Aber so ist das Leben doch nicht. Leben entwickelt sich nun einmal und beim Glauben ist es so ähnlich. Glauben, den man in Stein meißeln kann, gibt es den? Aber selbst wenn es ihn gäbe; was würde er austragen? Aber wie auch immer: bei den anderen Evangelisten wird die Geschichte ein bisschen anders erzählt. Da kommt Jesus zu Johannes und lässt sich taufen, und dann heißt es: „Und er sah den Geist wie eine Taube auf ihn herabkommen.“ Es ist nicht ganz klar, wer mit diesem „Er“ eigentlich gemeint ist, ob es der Täufer ist oder ein anderer, aber ich vermute: Mit diesem Satz ist Jesus selbst gemeint. Jesus selbst ist es, der da plötzlich seine Berufung spürt. Alle Evangelisten – mit Ausnahme von Johannes – erzählen dann, dass Jesus in die Wüste geht und vom Teufel versucht wird. Egal, was man vom Teufel hält; ich denke, es kann gar nicht anders sein. Zuerst einmal muss Jesus verstehen, was diese Berufung zum Sohn Gottes überhaupt bedeutet. So etwas begreift man nicht in zehn Minuten, womöglich noch unter der Anteilnahme einer großen Öffentlichkeit. Dafür muss einer erst einmal in die Stille gehen und mit den eigenen Dämonen ringen. Dass das kein einfacher Weg wird, dürfte Jesus schon bald klar geworden sein. Aber dann geht er ihn mit einer Klarheit und einer Konsequenz, die einen nur staunen lässt. Und es ist ein anderer Weg, als der Täufer ihn geht. Zwar fängt Jesu Botschaft, genau wie die des Täufers, mit dem Ruf zur Umkehr an. Aber anders als der Täufer malt Jesus den Menschen nicht das drohende Gericht Gottes vor Augen. Er droht nicht mit dem heiligen Zorn, sondern er wirbt mit der Liebe. Ja wirklich, er wirbt um die Menschen. Er traut ihnen zu, dass sie sich ändern. Er sagt aber auch nicht: Ihr müsst euch ändern, damit ihr Gottes Liebe überhaupt erst einmal verdient. Er sagt es umgekehrt: Gott liebt euch. So habt ihr die Chance, das zu ändern, was an eurem Leben nicht gut ist.“

*

Aber noch einmal zurück zum Evangelisten Johannes. Für ihn ist alles ganz klar und eindeutig. Schon in dieser recht frühen Geschichte ist die Wahrheit Jesu wie unter einem Brennglas gebündelt: Er ist das Lamm Gottes. Er tauft mit dem Heiligen Geist. Er ist der Offenbarer. Bei Johannes gibt es keine allmähliche Erkenntnis Jesu, wie sie in den anderen Evangelien immer wieder einmal geschildert wird, wie im Bekenntnis des Petrus, wo Jesus die Jünger fragt, was die Leute von ihm sagen und Petrus antwortet: Du bist der Christus, der Sohn des allmächtigen Gottes oder wie in der Verklärungsszene auf dem Berg, bei der nur der engste Jüngerkreis Zeuge wird. Bei Johannes gibt es kein Fragen und allmähliches Erkennen; alles ist entweder sofort da oder eben nicht; und von daher ist die Schroffheit, mit der zwischen den Glaubenden und der „Welt“ unterschieden wird, auch verständlich.

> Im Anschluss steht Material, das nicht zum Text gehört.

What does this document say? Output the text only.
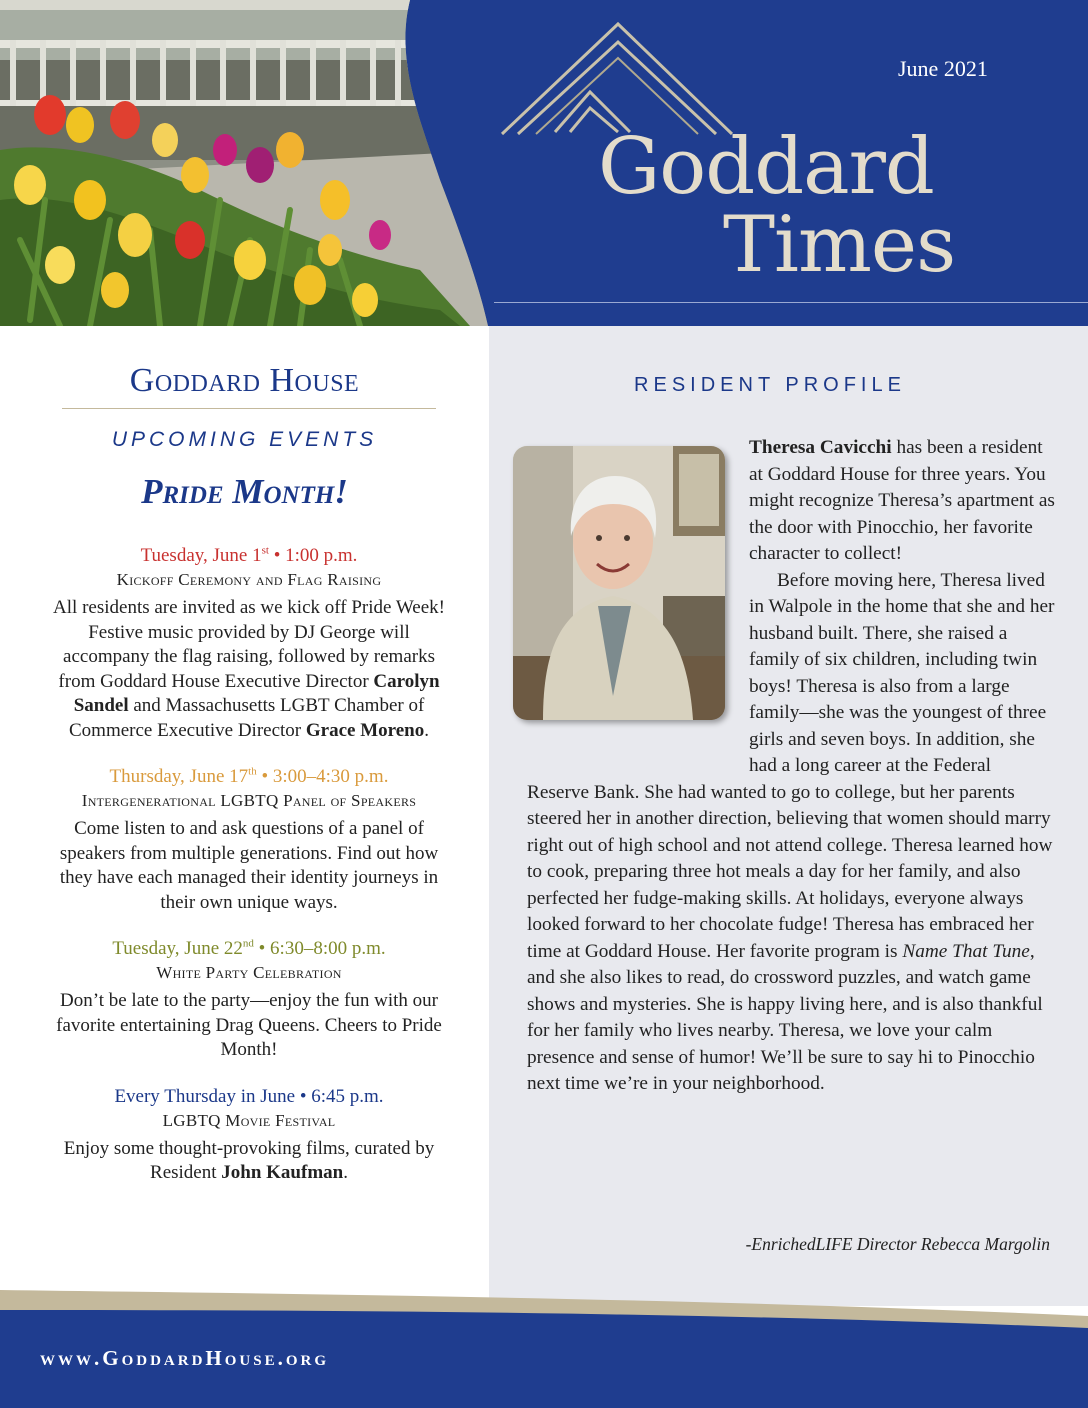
June 2021
Goddard
Times
Goddard House
UPCOMING EVENTS
Pride Month!
Tuesday, June 1st • 1:00 p.m.
Kickoff Ceremony and Flag Raising
All residents are invited as we kick off Pride Week! Festive music provided by DJ George will accompany the flag raising, followed by remarks from Goddard House Executive Director Carolyn Sandel and Massachusetts LGBT Chamber of Commerce Executive Director Grace Moreno.
Thursday, June 17th • 3:00–4:30 p.m.
Intergenerational LGBTQ Panel of Speakers
Come listen to and ask questions of a panel of speakers from multiple generations. Find out how they have each managed their identity journeys in their own unique ways.
Tuesday, June 22nd • 6:30–8:00 p.m.
White Party Celebration
Don’t be late to the party—enjoy the fun with our favorite entertaining Drag Queens. Cheers to Pride Month!
Every Thursday in June • 6:45 p.m.
LGBTQ Movie Festival
Enjoy some thought-provoking films, curated by Resident John Kaufman.
RESIDENT PROFILE

Theresa Cavicchi has been a resident at Goddard House for three years. You might recognize Theresa’s apartment as the door with Pinocchio, her favorite character to collect!

Before moving here, Theresa lived in Walpole in the home that she and her husband built. There, she raised a family of six children, including twin boys! Theresa is also from a large family—she was the youngest of three girls and seven boys. In addition, she had a long career at the Federal Reserve Bank. She had wanted to go to college, but her parents steered her in another direction, believing that women should marry right out of high school and not attend college. Theresa learned how to cook, preparing three hot meals a day for her family, and also perfected her fudge-making skills. At holidays, everyone always looked forward to her chocolate fudge! Theresa has embraced her time at Goddard House. Her favorite program is Name That Tune, and she also likes to read, do crossword puzzles, and watch game shows and mysteries. She is happy living here, and is also thankful for her family who lives nearby. Theresa, we love your calm presence and sense of humor! We’ll be sure to say hi to Pinocchio next time we’re in your neighborhood.

-EnrichedLIFE Director Rebecca Margolin
www.GoddardHouse.org
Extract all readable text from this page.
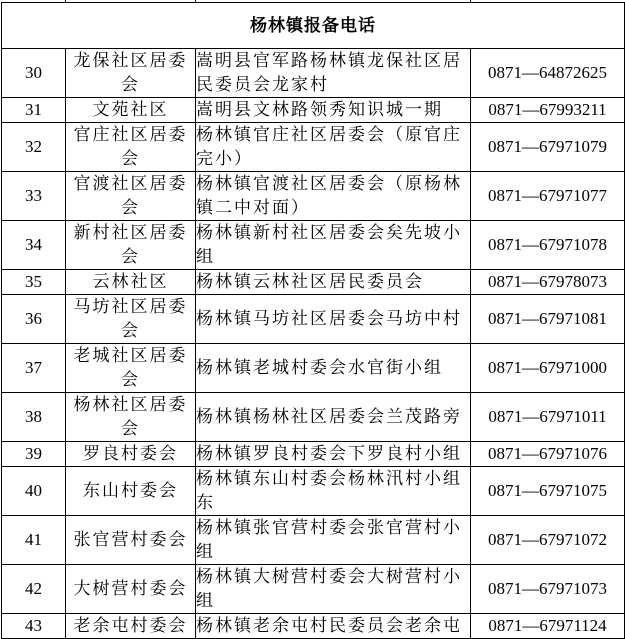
杨林镇报备电话			
30	龙保社区居委会	嵩明县官军路杨林镇龙保社区居民委员会龙家村	0871—64872625
31	文苑社区	嵩明县文林路领秀知识城一期	0871—67993211
32	官庄社区居委会	杨林镇官庄社区居委会（原官庄完小）	0871—67971079
33	官渡社区居委会	杨林镇官渡社区居委会（原杨林镇二中对面）	0871—67971077
34	新村社区居委会	杨林镇新村社区居委会矣先坡小组	0871—67971078
35	云林社区	杨林镇云林社区居民委员会	0871—67978073
36	马坊社区居委会	杨林镇马坊社区居委会马坊中村	0871—67971081
37	老城社区居委会	杨林镇老城村委会水官街小组	0871—67971000
38	杨林社区居委会	杨林镇杨林社区居委会兰茂路旁	0871—67971011
39	罗良村委会	杨林镇罗良村委会下罗良村小组	0871—67971076
40	东山村委会	杨林镇东山村委会杨林汛村小组东	0871—67971075
41	张官营村委会	杨林镇张官营村委会张官营村小组	0871—67971072
42	大树营村委会	杨林镇大树营村委会大树营村小组	0871—67971073
43	老余屯村委会	杨林镇老余屯村民委员会老余屯	0871—67971124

Jesus ist das Lamm Gottes, das die Sünde der Welt trägt. Wer sich ein wenig mit der Bibel auskennt, wird an das Passahlamm denken, das für den Auszug aus Ägypten steht. Mit seinem Blut wurden die Türpfosten der israelitischen Häuser bestrichen, damit der Todesengel an diesen Häusern vorübergehe. Ein ambivalentes Zeichen also, das sowohl für Tod wie für Leben stehen kann. Aber natürlich überwiegt aus der jüdischen Perspektive das Zeichen des Lebens. Wir werden verschont; für uns gibt es neue Hoffnung.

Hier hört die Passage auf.